Bargain Basement British Sires- Best of the Rest

There is a difference between price and worth. Bargains can be found by recognising that difference. Browsing through a list of stallions in Britain at fees of under £5000  there were a few surprising names. Some of these are older stallions who have fallen out of fashion, some are stallions facing into difficult second, or third seasons and others just seem cheap to me. In no particular order my selections as the best value bargain basement sires are as follows:

1. Proven Sire standing in the UK= Generous at £4500.

Ok his sales figures are terrible and he is being marketed as a dual purpose sire. However he is a very good sire of racehorses and that should count for something. He is the sire of 37 stakes winners from 599 foals of racing age which is a very respectable 6%.  He started his career with huge expectations and a fee to match. When early results were solid rather than spectacular, it was impossible to resist a big money offer from Japan where his sire Caerleon was very popular. On his return to these isles he was being marketed as a dual purpose sire and covering very moderate mares. He still managed to sire a classic winner in Mystic Lips (2007 German Oaks) from one of the mares covered since his return.  He is also achieving success as a broodmare sire and Tartan Trader came within a length of giving him a Derby success as a broodmare sire to go with the Guineas victory of his brother Golan.  To these can be added Tungsten Strike and High Accolade who are also out Generous mares. 

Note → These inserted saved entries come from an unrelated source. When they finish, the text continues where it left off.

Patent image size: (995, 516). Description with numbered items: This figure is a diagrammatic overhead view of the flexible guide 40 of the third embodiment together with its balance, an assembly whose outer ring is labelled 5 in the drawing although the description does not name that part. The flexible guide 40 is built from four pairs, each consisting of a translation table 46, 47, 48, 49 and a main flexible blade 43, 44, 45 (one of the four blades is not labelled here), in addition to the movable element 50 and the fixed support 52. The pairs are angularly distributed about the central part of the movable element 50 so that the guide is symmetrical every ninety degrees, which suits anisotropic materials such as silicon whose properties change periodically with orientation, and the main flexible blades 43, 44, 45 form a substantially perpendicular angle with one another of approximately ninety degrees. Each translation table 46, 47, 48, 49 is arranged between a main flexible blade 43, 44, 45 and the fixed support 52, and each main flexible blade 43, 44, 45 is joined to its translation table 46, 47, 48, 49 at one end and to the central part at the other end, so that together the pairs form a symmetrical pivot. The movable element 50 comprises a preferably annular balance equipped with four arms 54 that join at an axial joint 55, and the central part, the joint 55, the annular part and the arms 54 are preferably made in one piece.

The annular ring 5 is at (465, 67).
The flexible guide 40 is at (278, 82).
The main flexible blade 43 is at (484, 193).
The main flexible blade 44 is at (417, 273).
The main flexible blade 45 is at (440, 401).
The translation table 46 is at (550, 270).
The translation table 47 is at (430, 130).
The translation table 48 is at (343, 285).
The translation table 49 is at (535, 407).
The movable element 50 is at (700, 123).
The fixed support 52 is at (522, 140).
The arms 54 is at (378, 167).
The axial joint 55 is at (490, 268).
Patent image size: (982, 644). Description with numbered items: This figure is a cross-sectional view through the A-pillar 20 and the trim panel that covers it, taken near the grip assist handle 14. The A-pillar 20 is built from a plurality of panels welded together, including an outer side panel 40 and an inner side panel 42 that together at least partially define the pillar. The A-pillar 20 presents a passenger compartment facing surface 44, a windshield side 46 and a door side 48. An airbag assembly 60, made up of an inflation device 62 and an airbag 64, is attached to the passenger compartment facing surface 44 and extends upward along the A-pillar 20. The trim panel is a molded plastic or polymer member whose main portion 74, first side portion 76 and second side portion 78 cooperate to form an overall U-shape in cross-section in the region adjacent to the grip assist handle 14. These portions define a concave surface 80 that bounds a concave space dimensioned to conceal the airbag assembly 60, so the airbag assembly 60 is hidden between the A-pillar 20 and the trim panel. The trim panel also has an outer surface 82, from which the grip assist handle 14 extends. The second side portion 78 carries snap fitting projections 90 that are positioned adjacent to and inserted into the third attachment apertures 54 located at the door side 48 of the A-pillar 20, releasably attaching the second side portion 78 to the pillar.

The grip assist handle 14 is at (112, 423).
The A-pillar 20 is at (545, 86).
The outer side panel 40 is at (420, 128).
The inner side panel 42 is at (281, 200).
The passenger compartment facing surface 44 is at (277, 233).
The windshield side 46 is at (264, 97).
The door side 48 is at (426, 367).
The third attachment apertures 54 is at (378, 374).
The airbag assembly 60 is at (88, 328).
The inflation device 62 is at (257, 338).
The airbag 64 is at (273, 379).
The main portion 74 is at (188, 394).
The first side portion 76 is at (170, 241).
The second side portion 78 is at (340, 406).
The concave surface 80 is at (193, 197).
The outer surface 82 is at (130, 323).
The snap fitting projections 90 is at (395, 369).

2. Promising UK based sire= Lucky Story at £4000

It’s very early days for Lucky Story but he has made a bright start. He has sired Art Connoisseur who is unbeaten in two runs and will be well fancied in whatever engagement he takes up at Royal Ascot. He has also sired Caranbola who is a winner and was second in a Listed race. That isn’t a lot to go on but its a better start than anyone would have predicted. Lucky Story is a son of Kris S out of a Miswaki mare and is a full brother to the St James Palace winner Dr Fong (who stands for £9000). Although he never won a group 1, Lucky Story was the equal of his brother and he won two Group 2 races at two in the Vintage Stakes at Goodwood and the Champagne Stakes at Doncaster. At three he put up a fine performance in the QEII at Ascot running Ratki to half a length with Refuse To Bend, Soviet Song and Antonius Pius in his wake.  With a pedigree free of Northern Dancer and two promising performers in his first crop he offers value to British breeders.

3. Unknown but seems cheap- Zafeen at £3000
Zafeen won the Mill Reef Stakes at 2 and was second in the Prix Morny. At three he was runner up to Refuse to Bend in the 2000 Guineas and won the St James Palace.  He was rated the champion European three year old miler. He is a son of supersonic Zafonic, who to date has not left a major sire son (although Count Dubois is doing well in South Africa and Ifraaj has just started his career). His dam Shy Lady was by Kaldoun and was a 6 furlong listed race winner in Germany from the family of Diffident.  Northern Dancer is buried far back in his pedigree at 4sx6d so there should be no problem breeding  to stallions from his line. Zafeen looks good, he was a top class racehorse at two and three, his pedigree is respectable and he looks very reasonably priced to me.